My new article, which includes a rigorous defense of Emma Bovary, is now up at Metro.
I was glad to have a reason to read Madame Bovary again. The first time I read the novel it didn’t affect me that much. But reading it this time (mostly during one marathon sitting) I found it to be so tragic; my sadness at the end of it may have rivaled my sadness upon finishing Lolita. I guess both Madame Bovary and Lolita have a lot of similarities: a young girl forced into a relationship with a man whose feelings they don’t reciprocate. Almost everyone in these stories is far worse off at the end than they were in the beginning (with Homais as an exception).

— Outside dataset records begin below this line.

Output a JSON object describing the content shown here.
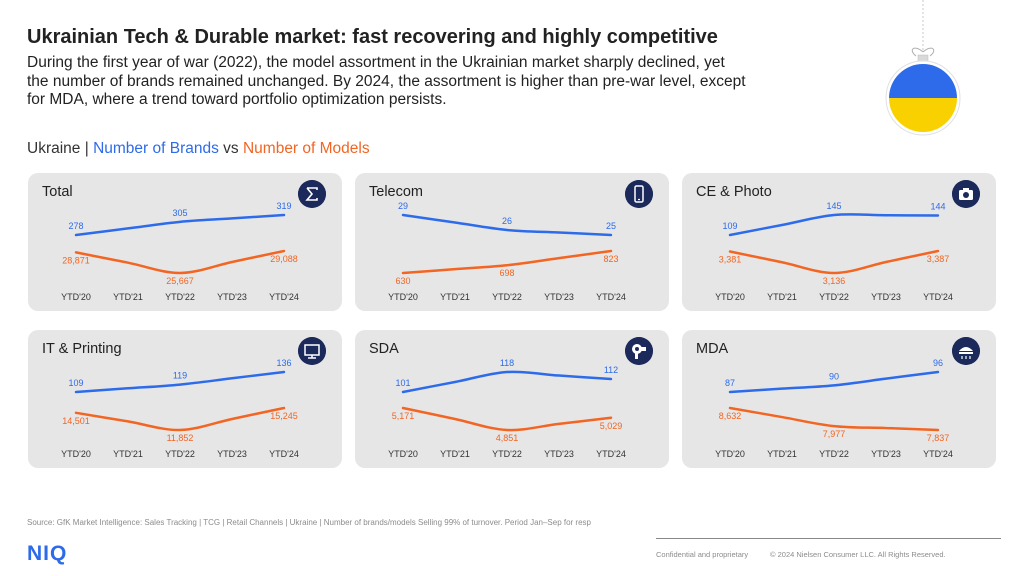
{
  "header": {
    "title": "Ukrainian Tech & Durable market: fast recovering and highly competitive",
    "subtitle": "During the first year of war (2022), the model assortment in the Ukrainian market sharply declined, yet the number of brands remained unchanged. By 2024, the assortment is higher than pre-war level, except for MDA, where a trend toward portfolio optimization persists."
  },
  "legend": {
    "prefix": "Ukraine | ",
    "brands": "Number of Brands",
    "middle": " vs ",
    "models": "Number of Models"
  },
  "colors": {
    "brands": "#2d6bea",
    "models": "#f26522",
    "icon_bg": "#1b2a5b",
    "panel_bg": "#e6e6e6"
  },
  "chart_data": [
    {
      "type": "line",
      "title": "Total",
      "icon": "sigma-icon",
      "categories": [
        "YTD'20",
        "YTD'21",
        "YTD'22",
        "YTD'23",
        "YTD'24"
      ],
      "series": [
        {
          "name": "Number of Brands",
          "values": [
            278,
            null,
            305,
            null,
            319
          ],
          "labels": [
            "278",
            "",
            "305",
            "",
            "319"
          ]
        },
        {
          "name": "Number of Models",
          "values": [
            28871,
            null,
            25667,
            null,
            29088
          ],
          "labels": [
            "28,871",
            "",
            "25,667",
            "",
            "29,088"
          ]
        }
      ]
    },
    {
      "type": "line",
      "title": "Telecom",
      "icon": "smartphone-icon",
      "categories": [
        "YTD'20",
        "YTD'21",
        "YTD'22",
        "YTD'23",
        "YTD'24"
      ],
      "series": [
        {
          "name": "Number of Brands",
          "values": [
            29,
            null,
            26,
            null,
            25
          ],
          "labels": [
            "29",
            "",
            "26",
            "",
            "25"
          ]
        },
        {
          "name": "Number of Models",
          "values": [
            630,
            null,
            698,
            null,
            823
          ],
          "labels": [
            "630",
            "",
            "698",
            "",
            "823"
          ]
        }
      ]
    },
    {
      "type": "line",
      "title": "CE & Photo",
      "icon": "camera-icon",
      "categories": [
        "YTD'20",
        "YTD'21",
        "YTD'22",
        "YTD'23",
        "YTD'24"
      ],
      "series": [
        {
          "name": "Number of Brands",
          "values": [
            109,
            null,
            145,
            null,
            144
          ],
          "labels": [
            "109",
            "",
            "145",
            "",
            "144"
          ]
        },
        {
          "name": "Number of Models",
          "values": [
            3381,
            null,
            3136,
            null,
            3387
          ],
          "labels": [
            "3,381",
            "",
            "3,136",
            "",
            "3,387"
          ]
        }
      ]
    },
    {
      "type": "line",
      "title": "IT & Printing",
      "icon": "monitor-icon",
      "categories": [
        "YTD'20",
        "YTD'21",
        "YTD'22",
        "YTD'23",
        "YTD'24"
      ],
      "series": [
        {
          "name": "Number of Brands",
          "values": [
            109,
            null,
            119,
            null,
            136
          ],
          "labels": [
            "109",
            "",
            "119",
            "",
            "136"
          ]
        },
        {
          "name": "Number of Models",
          "values": [
            14501,
            null,
            11852,
            null,
            15245
          ],
          "labels": [
            "14,501",
            "",
            "11,852",
            "",
            "15,245"
          ]
        }
      ]
    },
    {
      "type": "line",
      "title": "SDA",
      "icon": "hairdryer-icon",
      "categories": [
        "YTD'20",
        "YTD'21",
        "YTD'22",
        "YTD'23",
        "YTD'24"
      ],
      "series": [
        {
          "name": "Number of Brands",
          "values": [
            101,
            null,
            118,
            null,
            112
          ],
          "labels": [
            "101",
            "",
            "118",
            "",
            "112"
          ]
        },
        {
          "name": "Number of Models",
          "values": [
            5171,
            null,
            4851,
            null,
            5029
          ],
          "labels": [
            "5,171",
            "",
            "4,851",
            "",
            "5,029"
          ]
        }
      ]
    },
    {
      "type": "line",
      "title": "MDA",
      "icon": "cooktop-icon",
      "categories": [
        "YTD'20",
        "YTD'21",
        "YTD'22",
        "YTD'23",
        "YTD'24"
      ],
      "series": [
        {
          "name": "Number of Brands",
          "values": [
            87,
            null,
            90,
            null,
            96
          ],
          "labels": [
            "87",
            "",
            "90",
            "",
            "96"
          ]
        },
        {
          "name": "Number of Models",
          "values": [
            8632,
            null,
            7977,
            null,
            7837
          ],
          "labels": [
            "8,632",
            "",
            "7,977",
            "",
            "7,837"
          ]
        }
      ]
    }
  ],
  "footer": {
    "source": "Source: GfK Market Intelligence: Sales Tracking | TCG | Retail Channels | Ukraine | Number of brands/models Selling 99% of turnover. Period Jan–Sep for resp",
    "confidential": "Confidential and proprietary",
    "copyright": "© 2024 Nielsen Consumer LLC. All Rights Reserved.",
    "logo": "NIQ"
  }
}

I’m still waiting to meet a fellow defender of Emma. I don’t know what it is about literature that makes people so judgmental about characters. The people I speak to seem to suspend their knowledge of their own impulses and circumstances. Emma’s certainly a deeply flawed character, but I really do feel bad for her. Just think of scene where she desperately talks to Leon about literature: this is a luxury I enjoy every day living in New York. I get to be surrounded by readers who are passionate about their books. If this was taken away from me I would cause trouble too.
In a way it reminds me of my intro to Greek Tragedy class in my freshman year of college. We read the Iliad and everyone condemned Helen in the harshest terms. But my professor, (in many ways the person who taught me how to read) insisted that we understand her circumstances. We are all capable of atrocious behavior, especially when we are in love. The fate of cities may not be at stake, but in many ways that’s the only real difference. About eight years after that class I would truly learn this lesson.